The purpose of Project 2 is for you to use your newly won statistical skills on data of your own liking. Only through applying the methods yourself do you realize their powers and weaknesses, and get the experience that they require. This is at the same time a chance for you to affiliate yourself with some of the groups at NBI, and to take part in the research that goes on here.

Requirements:
You are free to choose any dataset you like, however they should strive to fulfill the following very loose requirements:
  • There must be 1000+ data points/measurements.
  • These must not be from (simple) simulations.
  • You should apply a hypothesis test on them.
  • Prepare a 8-10 minute presentation for Monday the 16th of January.
    Thus, you don't need to write up a paper, but simply prepare slides, which can be presented in 8-10 minutes. If you have a lot of material, you are welcome to include this in backup/bonus slides.

    Ideas and proposals for projects:
    Project 2 is meant as a possibility to throw yourself at data in your favorit field of research, or one you would like to explore. Talk to research groups around NBI or elsewhere, as surely they all have data or aspects of it that they never got around to analyze.
    If you don't have any data to analyze, I have some interesting and illustrative yet relatively simple data sets, some of which are listed below.
  • Murders in Denmark 1980-2014 (about 1500 observations).
         MurderGenderAge.zip and NotesOnMurdersInDenmark.txt.
  • Rutherford's Experiment (seeing atoms!).
         This data is obtained "live" in collaboration with Ian Bearden.
  • UFO sightings 1950-2014 (about 75000 observations).
         UFOdata.txt and readUFOdata.py.
  • Tidal forces from two gravimeters (10000+ observations).
         TidalData_GDK.dat TidalData_GEK.dat and NotesOnTidalData.txt.
  • LHC 2015 "V0" data (10.000.000+ observations).
         This data set is too large to be posted (24 GB), but can be obtained along with programs to read it from Troels Petersen.

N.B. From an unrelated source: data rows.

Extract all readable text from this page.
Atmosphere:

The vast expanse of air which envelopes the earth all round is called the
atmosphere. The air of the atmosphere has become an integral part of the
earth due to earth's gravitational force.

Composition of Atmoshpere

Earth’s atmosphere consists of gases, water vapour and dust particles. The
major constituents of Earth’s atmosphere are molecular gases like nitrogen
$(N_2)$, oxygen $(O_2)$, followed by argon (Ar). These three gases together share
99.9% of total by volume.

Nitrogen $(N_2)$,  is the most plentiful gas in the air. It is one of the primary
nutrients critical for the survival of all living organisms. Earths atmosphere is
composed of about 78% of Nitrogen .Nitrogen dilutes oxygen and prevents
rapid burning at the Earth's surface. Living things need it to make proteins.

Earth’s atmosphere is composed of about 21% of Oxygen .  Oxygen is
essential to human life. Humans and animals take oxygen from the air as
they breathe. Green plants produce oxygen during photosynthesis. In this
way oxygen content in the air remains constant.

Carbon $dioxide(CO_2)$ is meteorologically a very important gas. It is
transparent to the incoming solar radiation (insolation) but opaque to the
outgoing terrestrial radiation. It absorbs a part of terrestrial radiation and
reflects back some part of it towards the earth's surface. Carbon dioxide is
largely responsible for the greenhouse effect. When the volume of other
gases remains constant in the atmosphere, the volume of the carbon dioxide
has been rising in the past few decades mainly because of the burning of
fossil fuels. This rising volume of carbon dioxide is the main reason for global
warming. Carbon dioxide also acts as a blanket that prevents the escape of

    Finally, the following two links contains many datasets of various sizes: Quora large datasets and Kaggle data competitions.

    Suggestions, comments and advice:
    While you are free to do your project as you see fit, the following are a few pieces of advice and suggestions:
  • Start the presentation by presenting your motive/aim and the data you will use to test your hypothesis. State how much data you have and the format (No, not "It is a text file of 2MB").
  • Describe what you do to the data in enough detail that others will be able to redo what you did.
  • Set up hypothesis tests (or whatever you're looking at) for each subject stated in the opening, and state the result quantitatively.
  • Abstract should be very short (5-10 lines), and it should summarize your results as well.
  • Most importantly, you should think about what figures you want to include, and how to make them the best possible. They should contain as much information as possible (be your main result!) while not getting cluttered and hard to read. Remember, they will be 75% of what people see, refere to, include in slides and posters, and understand from.

    A great project2 example:
    Two great examples of trying to analyse some fun/strange/weird data can be found here:
    Was 2016 especially dangerous for celebrities?
    How many famous people will die in 2017?
    Given the many deaths of prominent artists (David Bowie, Prince, George Michael and Leonard Cohen), Jason Crease and the MIT Media Lab finds data and puts an analysis together to test this hypothesis. Let these be a source of inspiration for your project2.

    Comments:
    Enjoy, have fun, and throw yourself boldly at the data.




    Last updated: 7th of December 2017.